Pediatric antibacterial drug trials currently account for less than one percent of all interventional and observational pediatric studies registered on ClinicalTrials.gov between October 2007 and September 2015, or only 82 out of 12,703.
According to a series of surveys conducted by the Clinical Trials Transformation Initiative, three of the four major barriers identified by respondents were related to parental involvement and consent.
They included obtaining consent when there is evident disagreement between two parents, parental concerns about the number of blood draws and invasive procedures required by the study protocol. Many parents are reluctant to give consent when they see no direct benefit for their child in a clinical trial and are happy with current care, one respondent said.
Interviews with parents found that each aspect of a study, from initial explanations to reporting the final result, can affect willingness to provide consent. Establishing trust and empathy, as well as providing clear transparency on any risks and benefits, were key decisionmaking factors, CTTI said, describing how parents’ priorities must be incorporated early into trial design for accrual to be successful.
All survey participants strongly preferred to hear about a clinical trial opportunity first from their child’s own pediatrician or from a doctor caring for them in the hospital — rather than being cold-called by a researcher or a stranger. In addition, being approached too soon or too often can be a detriment, such as during the first few days after birth, in the case of premature newborns in neonatal intensive care.
The remaining barrier related to overly narrow inclusion and exclusion recruitment criteria, including prerequisites disallowing the use of other antibacterial drugs prior to enrollment.
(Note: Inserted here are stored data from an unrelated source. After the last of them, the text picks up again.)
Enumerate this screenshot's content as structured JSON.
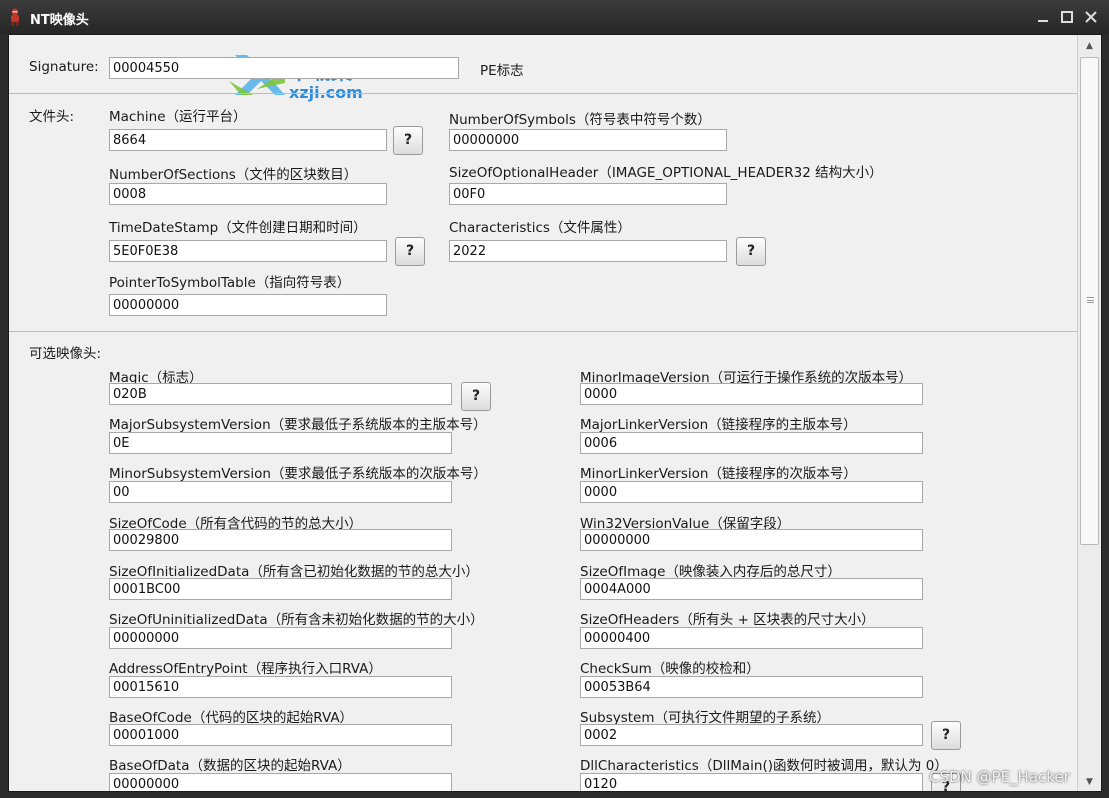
{
  "window": {
    "title": "NT映像头",
    "minimize_icon": "minimize-icon",
    "maximize_icon": "maximize-icon",
    "close_icon": "close-icon"
  },
  "watermark": {
    "line1": "下载集",
    "line2": "xzji.com"
  },
  "signature": {
    "label": "Signature:",
    "value": "00004550",
    "note": "PE标志"
  },
  "file_header": {
    "section_label": "文件头:",
    "machine": {
      "label": "Machine（运行平台）",
      "value": "8664"
    },
    "number_of_symbols": {
      "label": "NumberOfSymbols（符号表中符号个数）",
      "value": "00000000"
    },
    "number_of_sections": {
      "label": "NumberOfSections（文件的区块数目）",
      "value": "0008"
    },
    "size_of_optional_header": {
      "label": "SizeOfOptionalHeader（IMAGE_OPTIONAL_HEADER32 结构大小）",
      "value": "00F0"
    },
    "time_date_stamp": {
      "label": "TimeDateStamp（文件创建日期和时间）",
      "value": "5E0F0E38"
    },
    "characteristics": {
      "label": "Characteristics（文件属性）",
      "value": "2022"
    },
    "pointer_to_symbol_table": {
      "label": "PointerToSymbolTable（指向符号表）",
      "value": "00000000"
    }
  },
  "optional_header": {
    "section_label": "可选映像头:",
    "magic": {
      "label": "Magic（标志）",
      "value": "020B"
    },
    "minor_image_version": {
      "label": "MinorImageVersion（可运行于操作系统的次版本号）",
      "value": "0000"
    },
    "major_subsystem_version": {
      "label": "MajorSubsystemVersion（要求最低子系统版本的主版本号）",
      "value": "0E"
    },
    "major_linker_version": {
      "label": "MajorLinkerVersion（链接程序的主版本号）",
      "value": "0006"
    },
    "minor_subsystem_version": {
      "label": "MinorSubsystemVersion（要求最低子系统版本的次版本号）",
      "value": "00"
    },
    "minor_linker_version": {
      "label": "MinorLinkerVersion（链接程序的次版本号）",
      "value": "0000"
    },
    "size_of_code": {
      "label": "SizeOfCode（所有含代码的节的总大小）",
      "value": "00029800"
    },
    "win32_version_value": {
      "label": "Win32VersionValue（保留字段）",
      "value": "00000000"
    },
    "size_of_initialized_data": {
      "label": "SizeOfInitializedData（所有含已初始化数据的节的总大小）",
      "value": "0001BC00"
    },
    "size_of_image": {
      "label": "SizeOfImage（映像装入内存后的总尺寸）",
      "value": "0004A000"
    },
    "size_of_uninitialized_data": {
      "label": "SizeOfUninitializedData（所有含未初始化数据的节的大小）",
      "value": "00000000"
    },
    "size_of_headers": {
      "label": "SizeOfHeaders（所有头 + 区块表的尺寸大小）",
      "value": "00000400"
    },
    "address_of_entry_point": {
      "label": "AddressOfEntryPoint（程序执行入口RVA）",
      "value": "00015610"
    },
    "check_sum": {
      "label": "CheckSum（映像的校检和）",
      "value": "00053B64"
    },
    "base_of_code": {
      "label": "BaseOfCode（代码的区块的起始RVA）",
      "value": "00001000"
    },
    "subsystem": {
      "label": "Subsystem（可执行文件期望的子系统）",
      "value": "0002"
    },
    "base_of_data": {
      "label": "BaseOfData（数据的区块的起始RVA）",
      "value": "00000000"
    },
    "dll_characteristics": {
      "label": "DllCharacteristics（DllMain()函数何时被调用，默认为 0）",
      "value": "0120"
    }
  },
  "help_button_label": "?",
  "credit": "CSDN @PE_Hacker"
}
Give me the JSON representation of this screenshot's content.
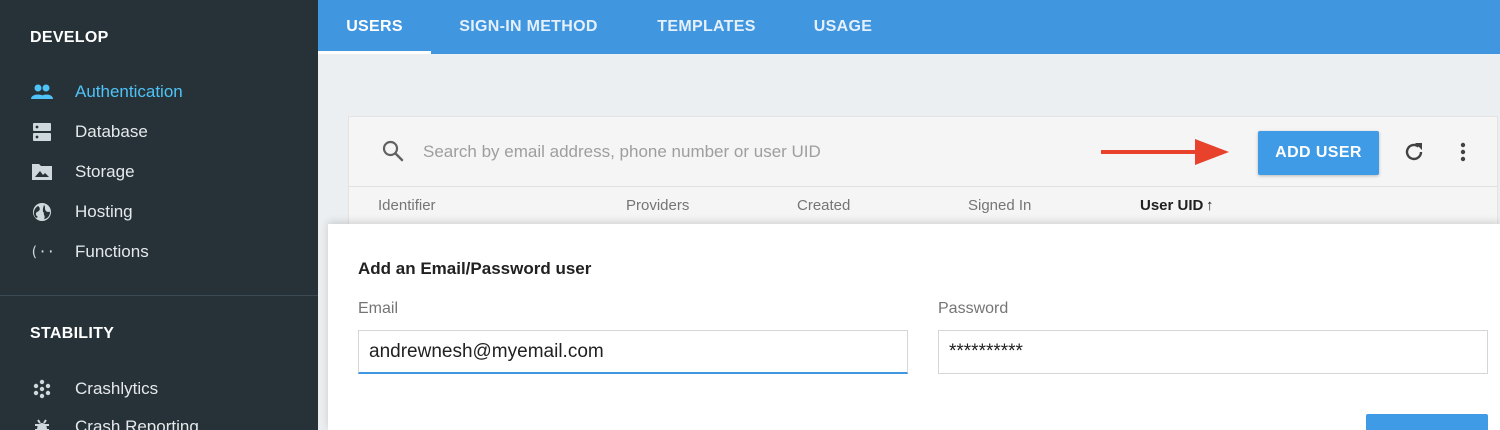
{
  "sidebar": {
    "develop_title": "DEVELOP",
    "develop_items": [
      {
        "label": "Authentication",
        "icon": "people-icon",
        "active": true
      },
      {
        "label": "Database",
        "icon": "database-icon"
      },
      {
        "label": "Storage",
        "icon": "image-icon"
      },
      {
        "label": "Hosting",
        "icon": "globe-icon"
      },
      {
        "label": "Functions",
        "icon": "functions-icon"
      }
    ],
    "stability_title": "STABILITY",
    "stability_items": [
      {
        "label": "Crashlytics",
        "icon": "crashlytics-icon"
      },
      {
        "label": "Crash Reporting",
        "icon": "bug-icon"
      }
    ]
  },
  "tabs": [
    "USERS",
    "SIGN-IN METHOD",
    "TEMPLATES",
    "USAGE"
  ],
  "users": {
    "search_placeholder": "Search by email address, phone number or user UID",
    "add_user_label": "ADD USER",
    "columns": [
      "Identifier",
      "Providers",
      "Created",
      "Signed In",
      "User UID"
    ],
    "sort_indicator": "↑"
  },
  "dialog": {
    "title": "Add an Email/Password user",
    "email_label": "Email",
    "email_value": "andrewnesh@myemail.com",
    "password_label": "Password",
    "password_value": "**********"
  },
  "colors": {
    "sidebar_bg": "#263238",
    "tab_bar": "#4196e0",
    "accent": "#3f9be6",
    "active_nav": "#4fc3f7",
    "arrow": "#e8412c"
  }
}
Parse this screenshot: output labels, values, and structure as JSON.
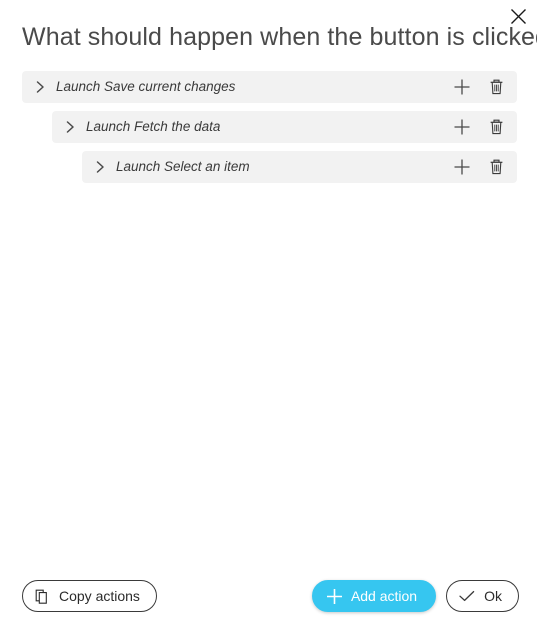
{
  "dialog": {
    "title": "What should happen when the button is clicked?",
    "close_icon": "close-icon",
    "close_label": "Close"
  },
  "actions": {
    "expand_icon": "chevron-right-icon",
    "add_icon": "plus-icon",
    "delete_icon": "trash-icon",
    "add_tooltip": "Add",
    "delete_tooltip": "Delete",
    "rows": [
      {
        "label": "Launch Save current changes",
        "depth": 0
      },
      {
        "label": "Launch Fetch the data",
        "depth": 1
      },
      {
        "label": "Launch Select an item",
        "depth": 2
      }
    ]
  },
  "footer": {
    "copy_label": "Copy actions",
    "copy_icon": "copy-icon",
    "add_action_label": "Add action",
    "add_action_icon": "plus-icon",
    "ok_label": "Ok",
    "ok_icon": "check-icon"
  },
  "colors": {
    "accent": "#36c6f0",
    "row_background": "#f2f2f2",
    "title_text": "#4a4a4a",
    "page_background": "#ffffff"
  }
}
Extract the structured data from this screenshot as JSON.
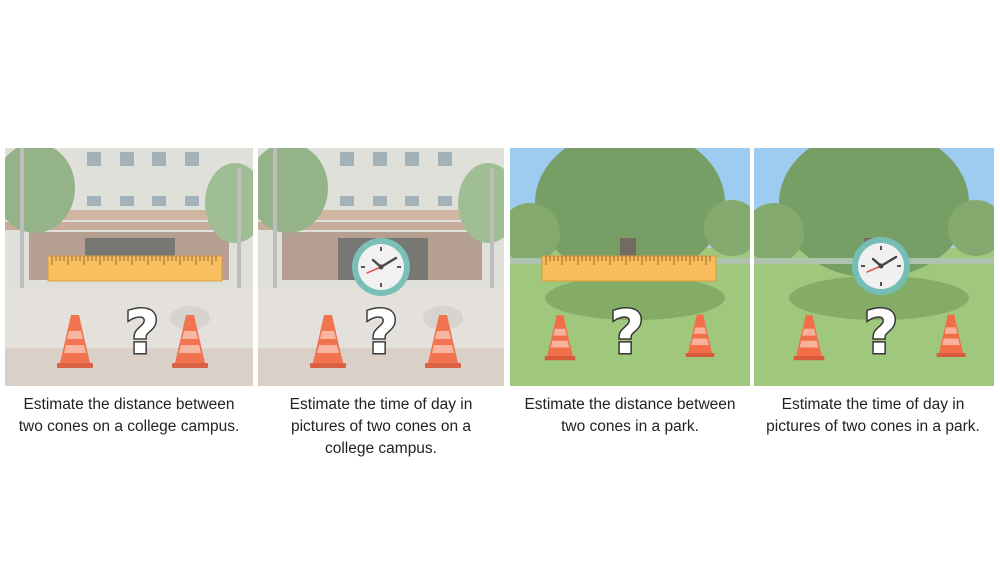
{
  "panels": [
    {
      "caption": "Estimate the distance between\ntwo cones on a college campus."
    },
    {
      "caption": "Estimate the time of day in\npictures of two cones on a\ncollege campus."
    },
    {
      "caption": "Estimate the distance between\ntwo cones in a park."
    },
    {
      "caption": "Estimate the time of day in\npictures of two cones in a park."
    }
  ],
  "colors": {
    "ruler": "#f7b13f",
    "cone": "#f0552a",
    "clock_rim": "#5fb3a8",
    "grass": "#8fbf66",
    "sky": "#8ec3ee"
  },
  "icons": [
    "ruler-icon",
    "clock-icon",
    "question-mark-icon",
    "traffic-cone-icon"
  ]
}
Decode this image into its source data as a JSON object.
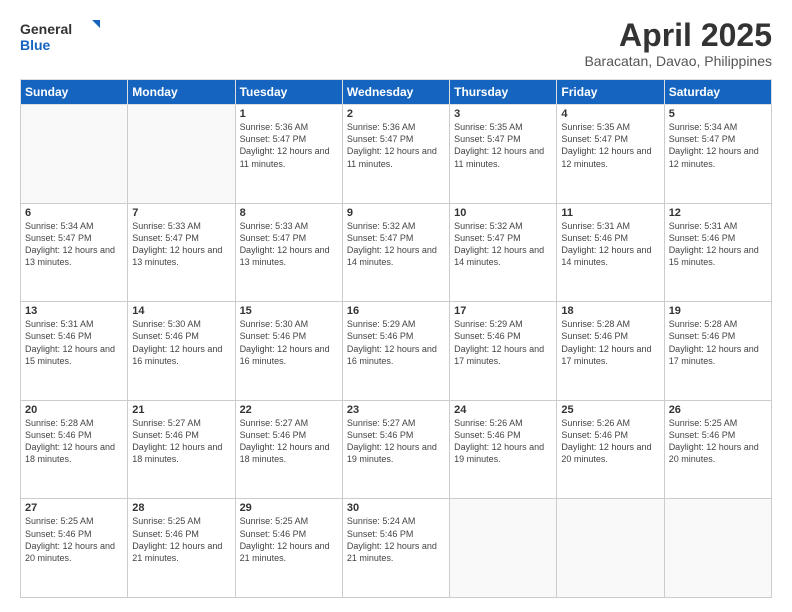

Additionally, finding study coordinators with sufficient experience was a significant challenge, with one respondent recommending long-term staff support to help avoid constantly training new staff for each trial.
CTTI’s study identified several recommendations to help facilitate more studies. For example, pediatric trial networks can facilitate development and eliminate the need for startup with each new trial, as well as help standardize site resources and funding.
Another main factor was the ability to recruit study participants directly from the investigators’ own practice, the surveys found. Having dedicated staff available to enroll patients in inpatient studies with little advance warning, potentially 24 hours a day, was described as a major benefit.
Established referral systems, interdisciplinary collaborations and access to the hospital inpatient database were all listed as crucial for recruitment, and supporting the buy-in of other practitioners for their pediatric patients to enroll.